A psicóloga Carla Tomás alerta que a presença de crianças, cada vez mais jovens, nas redes sociais “tem vindo a desenvolver um conjunto de dificuldades, nomeadamente em termos de autoestima”.

Em declarações ao Folha do Domingo, aquela especialista explica que o problema, percecionado por via da sua prática profissional em contexto escolar, “tem a ver com o facto de que nas redes sociais aquilo que é publicado é só aquilo que é positivo”. “Inclusivamente em termos de autoimagem, a maior parte dos jovens quando publica nas redes sociais não publica uma fotografia que não esteja editada”, observa, alertando que o que é publicado “são ideais de beleza que não são verdadeiros” e que “têm impacto nalguns jovens e adolescentes e crianças em termos da sua autoimagem porque acham-se sempre insuficientes”.

A psicóloga diz ser “um fenómeno que se percebe mais nas raparigas do que nos rapazes”, mas que também ocorre nestes. Carla Tomás diz ser um “inconformismo com aquilo que eles são na realidade, como se tivessem de ter um corpo perfeito”. “As redes sociais também ajudam a potenciar esta ideia, através da manipulação das fotos de que as pessoas são todas ideais. E não são, de facto”, prossegue.

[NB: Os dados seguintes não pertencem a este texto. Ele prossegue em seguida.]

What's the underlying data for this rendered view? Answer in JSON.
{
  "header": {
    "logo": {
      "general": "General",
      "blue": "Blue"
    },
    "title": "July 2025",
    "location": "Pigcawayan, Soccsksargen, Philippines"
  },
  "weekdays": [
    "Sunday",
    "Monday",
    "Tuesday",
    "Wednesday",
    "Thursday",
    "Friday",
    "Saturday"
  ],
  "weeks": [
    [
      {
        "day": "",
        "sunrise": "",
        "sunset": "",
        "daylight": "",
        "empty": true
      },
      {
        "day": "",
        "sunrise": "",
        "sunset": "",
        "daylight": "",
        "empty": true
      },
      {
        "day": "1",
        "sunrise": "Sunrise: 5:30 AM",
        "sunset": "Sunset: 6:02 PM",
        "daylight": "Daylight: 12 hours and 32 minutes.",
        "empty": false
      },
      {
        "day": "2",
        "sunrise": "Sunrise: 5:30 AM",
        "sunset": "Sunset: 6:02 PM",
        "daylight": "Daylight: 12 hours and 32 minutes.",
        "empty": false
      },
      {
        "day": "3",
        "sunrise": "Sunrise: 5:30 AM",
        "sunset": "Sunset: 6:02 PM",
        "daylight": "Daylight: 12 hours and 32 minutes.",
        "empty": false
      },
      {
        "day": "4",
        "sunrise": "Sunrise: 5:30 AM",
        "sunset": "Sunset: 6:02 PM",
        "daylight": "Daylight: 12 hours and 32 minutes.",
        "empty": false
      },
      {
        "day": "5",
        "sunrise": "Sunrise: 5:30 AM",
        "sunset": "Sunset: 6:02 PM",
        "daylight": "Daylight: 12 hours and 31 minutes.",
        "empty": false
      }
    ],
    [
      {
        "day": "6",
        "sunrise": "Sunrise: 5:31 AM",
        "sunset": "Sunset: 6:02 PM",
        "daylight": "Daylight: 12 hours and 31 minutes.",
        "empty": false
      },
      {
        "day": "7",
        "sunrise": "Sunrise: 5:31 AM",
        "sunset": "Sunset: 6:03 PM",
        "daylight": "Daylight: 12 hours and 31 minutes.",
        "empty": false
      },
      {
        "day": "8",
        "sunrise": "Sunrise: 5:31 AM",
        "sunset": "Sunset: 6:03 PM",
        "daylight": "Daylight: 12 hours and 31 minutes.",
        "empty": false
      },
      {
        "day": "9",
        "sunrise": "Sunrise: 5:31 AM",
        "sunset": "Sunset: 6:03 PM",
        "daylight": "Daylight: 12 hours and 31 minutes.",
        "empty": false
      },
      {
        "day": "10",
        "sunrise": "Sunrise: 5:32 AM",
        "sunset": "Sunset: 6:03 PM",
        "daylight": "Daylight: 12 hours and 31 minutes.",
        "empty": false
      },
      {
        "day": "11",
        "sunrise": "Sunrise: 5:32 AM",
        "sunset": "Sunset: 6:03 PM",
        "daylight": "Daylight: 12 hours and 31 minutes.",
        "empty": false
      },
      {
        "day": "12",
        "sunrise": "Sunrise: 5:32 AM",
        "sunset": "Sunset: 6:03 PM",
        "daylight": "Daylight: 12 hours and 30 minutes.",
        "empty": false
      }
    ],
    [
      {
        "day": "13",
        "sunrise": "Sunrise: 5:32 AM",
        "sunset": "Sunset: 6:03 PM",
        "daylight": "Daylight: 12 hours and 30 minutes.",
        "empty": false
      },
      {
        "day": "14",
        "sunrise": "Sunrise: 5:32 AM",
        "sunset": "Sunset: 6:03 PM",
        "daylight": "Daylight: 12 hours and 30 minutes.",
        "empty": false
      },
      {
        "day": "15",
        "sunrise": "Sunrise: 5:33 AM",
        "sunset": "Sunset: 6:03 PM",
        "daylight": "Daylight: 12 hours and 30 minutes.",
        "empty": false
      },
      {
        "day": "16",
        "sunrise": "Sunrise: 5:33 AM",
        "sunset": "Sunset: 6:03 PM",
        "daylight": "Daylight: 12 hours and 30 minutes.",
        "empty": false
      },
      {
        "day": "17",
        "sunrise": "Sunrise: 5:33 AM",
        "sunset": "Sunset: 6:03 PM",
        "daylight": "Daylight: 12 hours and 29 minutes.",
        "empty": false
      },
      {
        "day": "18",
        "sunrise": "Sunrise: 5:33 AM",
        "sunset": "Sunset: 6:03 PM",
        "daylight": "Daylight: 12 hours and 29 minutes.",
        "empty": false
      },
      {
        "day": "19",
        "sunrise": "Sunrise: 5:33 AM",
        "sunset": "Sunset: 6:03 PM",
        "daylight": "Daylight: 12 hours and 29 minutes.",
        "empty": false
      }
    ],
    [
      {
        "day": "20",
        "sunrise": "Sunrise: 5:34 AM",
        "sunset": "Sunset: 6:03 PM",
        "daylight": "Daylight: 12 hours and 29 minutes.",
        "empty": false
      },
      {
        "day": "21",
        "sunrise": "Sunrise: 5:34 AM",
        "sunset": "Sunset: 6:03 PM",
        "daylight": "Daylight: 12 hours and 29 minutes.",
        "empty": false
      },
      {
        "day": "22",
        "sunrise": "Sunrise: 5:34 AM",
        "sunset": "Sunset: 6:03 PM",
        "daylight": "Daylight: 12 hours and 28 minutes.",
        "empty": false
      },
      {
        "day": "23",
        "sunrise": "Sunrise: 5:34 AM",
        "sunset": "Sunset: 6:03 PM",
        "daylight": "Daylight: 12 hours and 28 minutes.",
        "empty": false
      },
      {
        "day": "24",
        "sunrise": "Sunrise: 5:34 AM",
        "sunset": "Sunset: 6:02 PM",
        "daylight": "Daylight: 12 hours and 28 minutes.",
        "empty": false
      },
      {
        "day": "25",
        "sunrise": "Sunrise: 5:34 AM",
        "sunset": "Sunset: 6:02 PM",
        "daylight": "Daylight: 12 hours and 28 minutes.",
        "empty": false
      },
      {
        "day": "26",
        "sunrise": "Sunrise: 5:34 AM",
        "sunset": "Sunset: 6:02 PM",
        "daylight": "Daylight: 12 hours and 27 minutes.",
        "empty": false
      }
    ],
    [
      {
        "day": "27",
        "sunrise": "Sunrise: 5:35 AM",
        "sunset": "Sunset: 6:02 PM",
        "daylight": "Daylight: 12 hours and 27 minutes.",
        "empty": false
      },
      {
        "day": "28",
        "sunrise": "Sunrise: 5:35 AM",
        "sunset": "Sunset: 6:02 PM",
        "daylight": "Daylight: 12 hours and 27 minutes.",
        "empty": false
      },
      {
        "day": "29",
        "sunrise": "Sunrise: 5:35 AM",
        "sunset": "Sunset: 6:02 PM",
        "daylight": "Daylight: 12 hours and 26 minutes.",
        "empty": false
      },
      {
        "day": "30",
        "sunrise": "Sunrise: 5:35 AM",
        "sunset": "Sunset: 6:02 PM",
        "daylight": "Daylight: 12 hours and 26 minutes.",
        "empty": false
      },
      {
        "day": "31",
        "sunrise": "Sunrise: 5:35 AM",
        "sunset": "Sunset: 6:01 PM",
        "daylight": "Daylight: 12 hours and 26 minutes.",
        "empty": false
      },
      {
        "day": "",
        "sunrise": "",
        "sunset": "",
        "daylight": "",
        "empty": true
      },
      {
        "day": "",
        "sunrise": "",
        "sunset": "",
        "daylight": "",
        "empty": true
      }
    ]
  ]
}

Carla Tomás adverte que isso “pode levar, por exemplo, a perturbações do comportamento alimentar porque têm de ser mais magros ou à sensação de menos valia” e também a outras mais relacionadas com ansiedade e depressão.

A especialista admitiu que nalguns casos possam conduzir a quadros graves. “Por exemplo, uma perturbação de comportamento alimentar que não seja detetada numa fase precoce pode levar a situações muito graves como a anorexia ou a bulimia, que podem levar inclusivamente a internamentos porque, às vezes, as jovens atingem situações em que tudo é uma caloria, inclusivamente a água, e já não ingerem nada”, explicou.

A psicóloga elucidou ainda que aquele tipo de perturbações conduz também a uma deturpação da própria realidade. “Elas estão extremamente magras, mas quando se olham ao espelho encontram sempre «gordura» extra para eliminar”, referiu, explicando que aquele comportamento de restrição alimentar acaba muitas vezes por ganhar “caráter aditivo como qualquer outra adição”. “Elas, às vezes, até já sabem que já não deviam proceder assim, mas já não conseguem evitar”, lamentou.

A psicóloga Carla Tomás – Foto © Samuel Mendonça/Folha do Domingo

A especialista alerta para a necessidade de alterar a abordagem àquela problemática. “Infelizmente no nosso país, também pela falta de recursos, temos muito a opção de reparar o estrago e o importante era prevenir. Que desde pequenos os miúdos tivessem a possibilidade de ter programas de competências socioemocionais, que se debatesse esta questão da Internet e da adição e que os próprios pais também tivessem disponibilidade para ir desmistificando isto com os filhos. Isso seria preventivo”, sugere.

Carla Tomás considera que a intervenção preventiva na escola é a mais indicada. “É mais fácil até para miúdos que têm famílias mais desestruturadas. Se o fizermos fora do contexto escolar arriscamo-nos a que estes meninos não tenham esta resposta. Portanto, o mais fácil é articularmos isso dentro do contexto escolar. Já alguma preocupação e algumas coisas já vão sendo feitas, mas depende sempre de recursos e alguns recursos são colocados limitados no tempo. São contratos anuais que são renovados anualmente ou não. Se deixarmos de ter estes recursos, obviamente que vai ser muito mais difícil dar resposta”, alerta.

Do ponto de vista da intervenção terapêutica a psicóloga lembra que implica sempre “um acompanhamento, nestas questões da perturbação do comportamento alimentar, da nutrição”, mas também “da psicologia e da psiquiatria” e no geral, “na depressão e na ansiedade, um acompanhamento psicológico”, que lamenta ser “difícil” na nossa realidade do Algarve. “Em termos de Serviço Nacional de Saúde só temos um pedopsiquiatra no hospital de Faro, que não atende no barlavento. Se eu tiver alguma urgência do barlavento que precise de pedopsiquiatria têm de ir à [unidade hospitalar da] Estefânia”, explicou, garantindo que “não há resposta no barlavento algarvio” de profissionais de psicologia para pessoas entre os entre os 13 e os 18 anos e que “a situação pandémica agravou” esta realidade.